Offshore staff
PORT STANLEY, Falkland Islands -- Desire Petroleum has suffered further disappointment in its exploration drilling campaign in the offshore North Falkland basin.
Initial indications from the 14/15-2 Rachel North well last week suggested a potential oil discovery. But following analysis of additional wireline data, the well is being P&A’d with oil shows.
The well encountered a 349-m (1,145-ft) gross interval of sands and shales with hydrocarbons, but sampling of the main sand revealed that the hydrocarbons are residual and that the mobile fluid is water.
Desire says analysis of the formation water recovered by sampling indicates much lower salinity than anticipated, and a revised log interpretation confirmed that the sands are water-bearing.
Formation pressures and sampling confirmed the presence of good reservoir quality in the upper sands, and a deeper target is still interpreted to be oil bearing, but the interval is thin and the reservoir quality poor.
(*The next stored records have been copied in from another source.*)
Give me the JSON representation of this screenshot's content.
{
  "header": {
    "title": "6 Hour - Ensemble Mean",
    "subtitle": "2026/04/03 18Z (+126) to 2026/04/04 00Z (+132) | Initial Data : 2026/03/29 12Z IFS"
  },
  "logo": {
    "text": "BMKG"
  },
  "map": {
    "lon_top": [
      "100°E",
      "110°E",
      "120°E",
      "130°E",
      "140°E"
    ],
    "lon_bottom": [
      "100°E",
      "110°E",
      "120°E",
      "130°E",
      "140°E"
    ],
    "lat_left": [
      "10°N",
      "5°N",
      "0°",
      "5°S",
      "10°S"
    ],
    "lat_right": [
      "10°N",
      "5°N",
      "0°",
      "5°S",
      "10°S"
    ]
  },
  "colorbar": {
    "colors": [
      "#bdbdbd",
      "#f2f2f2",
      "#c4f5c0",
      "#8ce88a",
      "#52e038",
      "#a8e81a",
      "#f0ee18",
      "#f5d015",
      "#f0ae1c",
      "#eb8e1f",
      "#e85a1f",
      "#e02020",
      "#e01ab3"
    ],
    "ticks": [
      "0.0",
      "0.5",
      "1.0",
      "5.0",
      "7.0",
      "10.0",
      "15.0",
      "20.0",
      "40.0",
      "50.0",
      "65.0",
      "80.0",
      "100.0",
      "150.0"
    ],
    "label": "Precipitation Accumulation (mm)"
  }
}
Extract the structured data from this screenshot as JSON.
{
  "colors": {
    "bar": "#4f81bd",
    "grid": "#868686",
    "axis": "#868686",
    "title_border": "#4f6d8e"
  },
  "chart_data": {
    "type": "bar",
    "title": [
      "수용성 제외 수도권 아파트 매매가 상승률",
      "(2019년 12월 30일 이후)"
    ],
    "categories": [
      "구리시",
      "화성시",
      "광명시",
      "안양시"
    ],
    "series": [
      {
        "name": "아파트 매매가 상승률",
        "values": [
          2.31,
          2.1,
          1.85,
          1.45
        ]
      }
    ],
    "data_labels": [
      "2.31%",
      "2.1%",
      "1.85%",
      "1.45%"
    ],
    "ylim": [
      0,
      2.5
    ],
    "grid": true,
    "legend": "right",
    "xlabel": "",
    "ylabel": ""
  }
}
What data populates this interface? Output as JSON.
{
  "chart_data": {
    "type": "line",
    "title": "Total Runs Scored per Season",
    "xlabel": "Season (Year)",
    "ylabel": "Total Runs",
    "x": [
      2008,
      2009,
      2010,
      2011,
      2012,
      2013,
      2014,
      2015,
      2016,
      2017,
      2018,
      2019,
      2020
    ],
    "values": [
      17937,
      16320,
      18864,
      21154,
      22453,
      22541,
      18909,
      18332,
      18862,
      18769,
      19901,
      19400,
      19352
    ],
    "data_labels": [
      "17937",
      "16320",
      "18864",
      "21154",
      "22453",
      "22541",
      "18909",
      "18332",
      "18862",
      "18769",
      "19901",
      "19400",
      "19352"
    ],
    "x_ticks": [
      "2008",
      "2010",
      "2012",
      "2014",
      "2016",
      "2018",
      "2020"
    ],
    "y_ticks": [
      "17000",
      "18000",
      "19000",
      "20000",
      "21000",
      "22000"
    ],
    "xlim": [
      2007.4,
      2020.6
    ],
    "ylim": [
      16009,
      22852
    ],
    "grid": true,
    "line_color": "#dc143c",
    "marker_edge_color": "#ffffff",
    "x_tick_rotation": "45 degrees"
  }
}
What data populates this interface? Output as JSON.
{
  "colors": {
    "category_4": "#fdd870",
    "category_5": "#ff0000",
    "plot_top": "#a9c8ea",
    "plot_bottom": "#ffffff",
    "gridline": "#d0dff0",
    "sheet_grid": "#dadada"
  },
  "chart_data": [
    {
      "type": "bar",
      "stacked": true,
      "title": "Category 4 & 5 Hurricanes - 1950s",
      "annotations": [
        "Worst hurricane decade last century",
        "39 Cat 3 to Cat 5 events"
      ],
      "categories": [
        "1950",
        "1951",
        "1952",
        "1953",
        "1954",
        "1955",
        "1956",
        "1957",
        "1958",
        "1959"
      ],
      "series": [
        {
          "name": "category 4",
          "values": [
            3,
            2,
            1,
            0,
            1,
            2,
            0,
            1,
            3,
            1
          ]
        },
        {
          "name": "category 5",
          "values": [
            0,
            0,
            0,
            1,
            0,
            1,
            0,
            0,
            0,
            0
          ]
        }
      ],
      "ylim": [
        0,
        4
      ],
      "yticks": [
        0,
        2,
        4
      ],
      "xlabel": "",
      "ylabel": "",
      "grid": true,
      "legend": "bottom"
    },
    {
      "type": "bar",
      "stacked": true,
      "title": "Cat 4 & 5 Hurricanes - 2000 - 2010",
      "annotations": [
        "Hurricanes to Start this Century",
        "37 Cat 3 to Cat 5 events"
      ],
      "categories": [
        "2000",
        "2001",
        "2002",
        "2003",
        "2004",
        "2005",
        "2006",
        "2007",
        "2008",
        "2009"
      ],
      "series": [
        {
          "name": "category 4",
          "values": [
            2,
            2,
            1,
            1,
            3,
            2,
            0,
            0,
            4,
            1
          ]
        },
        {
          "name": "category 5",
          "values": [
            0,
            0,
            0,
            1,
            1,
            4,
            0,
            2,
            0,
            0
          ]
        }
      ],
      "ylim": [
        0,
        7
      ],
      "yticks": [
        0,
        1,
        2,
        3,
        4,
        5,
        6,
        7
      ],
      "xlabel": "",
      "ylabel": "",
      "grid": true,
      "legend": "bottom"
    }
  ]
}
According to Desire, the wells drilled to date in the Rachel area have identified five fan systems of varying areal extent and reservoir properties. Some of the sands are of a similar age to those identified earlier this year by Rockhopper’s Sea Lion oil find.
All the fans will be remapped, incorporating data from the wells to identify areas with better quality reservoir and stratigraphic traps developed. However, as the fans can only be mapped on 3D seismic, this exercise will have to wait until a forthcoming 3D data acquisition program in the North Falkand basin is completed.
Desire’s next drilling target will be the Dawn/Jacinta prospect in Tranche I, targeting sands at various levels. The well is designed to explore prospectivity on the southern margin of the basin immediately updip from the main oil source rock.
Chairman Stephen Phipps said: “Despite this setback, the presence of hydrocarbons and good reservoir development have been identified in a number of the Rachel fan sands and we therefore continue to believe in the prospectivity of the East Flank Play fairway for future oil discoveries.”